Wil Shipley wrote a great article about mining vs farming when building software and a software company.  I have been thinking about it and I wanted to offer my perspective on it.  Let’s start with this quote:

The problem with mining in the software business is that it doesn’t work. It creates broken, useless companies.

Founders and angel investors usually don’t particularly care if the companies they created live or die after they sell out, because they’ve gotten their money and moved on. There’s no stigma to having a company you founded fail after you leave it. In fact, again, it’s a badge of honor: “Bob Smith founded, sold it for $46MM, then got out before it tanked! Genius!”

Well, while I agree that there is a clear incentive to get to market and sell, people do like money, and it does create some broken companies, I don’t agree that this is a bad thing.  The entire point of a startup is to search for a viable business model.  Once you find it, occasionally the founders can continue on, but frequently the founders find somebody who can clean up the mess and make a killing off of the awesome opportunity they have discovered.  However, and this is where the broken companies come in, the founders never find a business model.  They love the idea so much they sacrifice too much in quality, spirit, and finance to keep something going that can never work.

So in a healthy economy in general, you are going to have some companies that just have broken business models and terrible code and will fail.  Then you have companies that want to farm, so they take huge amounts of funding, or time, to build up fantastic and impeccable structures of code, but they haven’t released anything so they don’t really know if customers will want it.  They build for years and launch only to find that customers yawn, or worse are antagonistic to the product after the hype cycle.  Then you have a company with great code and developers can never work.  The founders often take more money, rinse… dry… repeat…

Finally, you have startups that, crank out an MVP the code behind it is terrible, the execution is only So / So, but they get it to market and customers love it.  Now they have found a market.  Its time for the professionals to come in, clean up the code, allow the founders to focus on product, get professional managers, etc… and go… go… go…  Unfortunately this is rare, typically terrible architectural decisions will make it challenging for the team to ever get ahead of the fixes to start iterating on the features that customers are telling them that they want.  However, it is frequently necessary to keep analysis-paralysis at bay and get it done.

You can mine, as long as you acknowledge that you are mining.  This is where code and business concept documentation come into play.  It is fine to write terrible code to get to market quickly, as long as you have documented any shortcuts, and in general everything assiduously.  If someone has spent months to come up with a fantastic piece of code but doesn’t document it, it doesn’t really help anyone else learn.  It also makes it difficult, if it ultimately isn’t so clever, for someone else to fix it because they don’t really understand the entire rationale behind what they were thinking when they wrote the code.

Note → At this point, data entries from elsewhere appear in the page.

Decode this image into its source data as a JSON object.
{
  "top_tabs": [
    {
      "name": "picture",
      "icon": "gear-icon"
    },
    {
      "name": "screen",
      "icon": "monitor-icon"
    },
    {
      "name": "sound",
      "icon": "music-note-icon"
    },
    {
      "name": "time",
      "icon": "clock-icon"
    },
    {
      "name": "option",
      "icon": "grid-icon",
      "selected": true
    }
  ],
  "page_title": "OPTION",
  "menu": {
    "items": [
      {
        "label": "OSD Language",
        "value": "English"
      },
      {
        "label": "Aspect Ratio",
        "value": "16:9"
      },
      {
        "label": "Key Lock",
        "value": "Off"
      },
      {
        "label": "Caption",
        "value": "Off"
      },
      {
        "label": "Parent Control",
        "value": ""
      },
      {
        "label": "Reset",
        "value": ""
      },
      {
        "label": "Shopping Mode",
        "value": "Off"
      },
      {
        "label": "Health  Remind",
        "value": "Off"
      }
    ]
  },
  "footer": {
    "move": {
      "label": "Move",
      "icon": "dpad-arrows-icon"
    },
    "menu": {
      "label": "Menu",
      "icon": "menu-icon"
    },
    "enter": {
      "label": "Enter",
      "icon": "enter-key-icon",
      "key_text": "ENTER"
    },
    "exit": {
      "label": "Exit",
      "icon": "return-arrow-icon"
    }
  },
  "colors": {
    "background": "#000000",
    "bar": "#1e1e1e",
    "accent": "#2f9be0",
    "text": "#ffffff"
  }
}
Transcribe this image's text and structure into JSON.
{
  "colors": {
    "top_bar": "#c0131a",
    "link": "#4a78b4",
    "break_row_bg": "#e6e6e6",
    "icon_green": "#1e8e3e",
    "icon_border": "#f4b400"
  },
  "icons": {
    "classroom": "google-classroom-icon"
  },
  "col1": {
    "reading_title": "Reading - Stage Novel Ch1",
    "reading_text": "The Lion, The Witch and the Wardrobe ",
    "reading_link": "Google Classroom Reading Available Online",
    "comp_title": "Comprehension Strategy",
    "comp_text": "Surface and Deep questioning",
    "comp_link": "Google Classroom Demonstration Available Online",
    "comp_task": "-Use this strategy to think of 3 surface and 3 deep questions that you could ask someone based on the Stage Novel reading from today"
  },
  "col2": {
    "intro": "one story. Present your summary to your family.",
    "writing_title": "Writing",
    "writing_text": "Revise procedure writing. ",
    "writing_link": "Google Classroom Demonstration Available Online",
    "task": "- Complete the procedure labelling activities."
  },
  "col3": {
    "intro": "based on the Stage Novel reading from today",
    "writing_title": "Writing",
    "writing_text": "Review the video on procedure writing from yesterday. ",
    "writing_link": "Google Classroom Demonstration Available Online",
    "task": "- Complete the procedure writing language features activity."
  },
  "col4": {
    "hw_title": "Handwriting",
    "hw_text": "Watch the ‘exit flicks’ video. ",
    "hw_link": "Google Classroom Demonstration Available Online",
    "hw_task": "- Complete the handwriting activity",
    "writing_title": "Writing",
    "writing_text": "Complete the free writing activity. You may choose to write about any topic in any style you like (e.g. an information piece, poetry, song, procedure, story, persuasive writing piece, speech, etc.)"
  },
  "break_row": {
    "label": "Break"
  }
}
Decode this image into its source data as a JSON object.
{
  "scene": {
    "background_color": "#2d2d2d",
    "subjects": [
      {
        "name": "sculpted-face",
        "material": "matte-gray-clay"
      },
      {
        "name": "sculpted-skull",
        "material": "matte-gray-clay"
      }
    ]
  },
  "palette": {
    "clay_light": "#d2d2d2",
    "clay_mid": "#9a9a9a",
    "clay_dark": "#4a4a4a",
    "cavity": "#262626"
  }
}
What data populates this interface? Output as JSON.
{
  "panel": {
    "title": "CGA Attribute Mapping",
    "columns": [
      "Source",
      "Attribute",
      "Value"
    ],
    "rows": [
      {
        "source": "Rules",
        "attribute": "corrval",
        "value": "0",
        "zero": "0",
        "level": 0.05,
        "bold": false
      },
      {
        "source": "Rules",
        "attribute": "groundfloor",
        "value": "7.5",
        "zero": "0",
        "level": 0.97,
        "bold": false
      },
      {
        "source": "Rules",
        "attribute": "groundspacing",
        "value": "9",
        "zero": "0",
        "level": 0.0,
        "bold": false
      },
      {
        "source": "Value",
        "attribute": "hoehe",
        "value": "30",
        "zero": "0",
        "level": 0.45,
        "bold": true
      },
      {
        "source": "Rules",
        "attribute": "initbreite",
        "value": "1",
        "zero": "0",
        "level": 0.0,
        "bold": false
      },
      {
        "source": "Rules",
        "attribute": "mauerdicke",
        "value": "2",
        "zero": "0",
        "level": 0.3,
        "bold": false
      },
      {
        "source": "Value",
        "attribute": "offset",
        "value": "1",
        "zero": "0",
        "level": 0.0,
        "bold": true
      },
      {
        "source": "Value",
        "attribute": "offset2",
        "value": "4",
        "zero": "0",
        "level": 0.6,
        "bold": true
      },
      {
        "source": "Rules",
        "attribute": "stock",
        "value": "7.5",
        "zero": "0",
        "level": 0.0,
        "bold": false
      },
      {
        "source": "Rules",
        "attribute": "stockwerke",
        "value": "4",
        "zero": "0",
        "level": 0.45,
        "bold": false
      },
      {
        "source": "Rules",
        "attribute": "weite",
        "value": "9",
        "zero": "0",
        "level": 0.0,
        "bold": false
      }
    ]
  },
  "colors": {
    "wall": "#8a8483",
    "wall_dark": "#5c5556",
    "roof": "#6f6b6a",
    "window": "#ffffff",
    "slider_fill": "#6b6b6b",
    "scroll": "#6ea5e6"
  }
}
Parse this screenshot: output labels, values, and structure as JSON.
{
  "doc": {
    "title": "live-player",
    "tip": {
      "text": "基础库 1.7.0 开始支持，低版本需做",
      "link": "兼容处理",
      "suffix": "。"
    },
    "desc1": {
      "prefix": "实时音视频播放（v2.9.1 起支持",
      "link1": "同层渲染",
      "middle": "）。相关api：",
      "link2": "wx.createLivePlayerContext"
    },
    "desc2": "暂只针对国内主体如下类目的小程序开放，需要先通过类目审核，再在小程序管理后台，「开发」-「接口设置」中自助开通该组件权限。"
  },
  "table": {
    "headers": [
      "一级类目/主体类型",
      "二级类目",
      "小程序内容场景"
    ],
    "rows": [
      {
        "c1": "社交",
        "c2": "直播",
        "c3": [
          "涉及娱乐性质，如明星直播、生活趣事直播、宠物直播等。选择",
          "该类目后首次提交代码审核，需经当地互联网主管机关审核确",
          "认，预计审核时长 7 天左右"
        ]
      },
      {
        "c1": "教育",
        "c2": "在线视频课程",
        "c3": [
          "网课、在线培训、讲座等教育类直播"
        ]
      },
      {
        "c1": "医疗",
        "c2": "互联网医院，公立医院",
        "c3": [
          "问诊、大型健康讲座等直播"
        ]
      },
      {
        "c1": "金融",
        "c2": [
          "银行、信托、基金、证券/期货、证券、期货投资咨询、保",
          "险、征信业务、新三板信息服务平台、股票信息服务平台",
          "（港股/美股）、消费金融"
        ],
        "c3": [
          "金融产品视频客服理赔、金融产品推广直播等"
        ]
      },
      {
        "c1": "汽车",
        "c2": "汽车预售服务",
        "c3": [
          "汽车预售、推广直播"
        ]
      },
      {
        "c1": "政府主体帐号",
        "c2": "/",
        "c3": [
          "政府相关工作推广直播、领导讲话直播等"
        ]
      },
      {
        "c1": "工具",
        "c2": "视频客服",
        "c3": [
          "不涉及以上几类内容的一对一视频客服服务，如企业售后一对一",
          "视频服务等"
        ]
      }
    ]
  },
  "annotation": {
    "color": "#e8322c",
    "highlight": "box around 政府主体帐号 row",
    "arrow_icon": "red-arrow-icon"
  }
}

The “ramp” of someone getting up to speed with code is largely due to negligent documentation.  You can find this in “farming” companies or “mining” companies.  If someone can read a brief synopses of what a piece of code is supposed to do, why it was supposed to do it, and how, they can typically come to an understanding of what was in the author’s head.  Otherwise, you have a long slog ahead of you reading through the code and either writing out, or mapping in your head all of the possible branches, dead or otherwise.

The secret of success turns out to be so incredibly simple: Work your ass off. Really care about what you’re creating, not the fame or fortune you’ll get. You’ll succeed.

I definitely agree with this part, just focus on your customers.  Make sure they are surprised and delighted when they are using your product.  No one should be in this just for profit.  Mostly because it isn’t worth it.  Coders spend so much time behind their keyboards, they damn well better love what they are doing or building, if they don’t they will quit, or burn out.  This is the real truth behind this developer shortage.  There isn’t a shortage of good developers, there is a shortage of great concepts for them to work on.  If you build it, believe in it, and its awesome, they will come.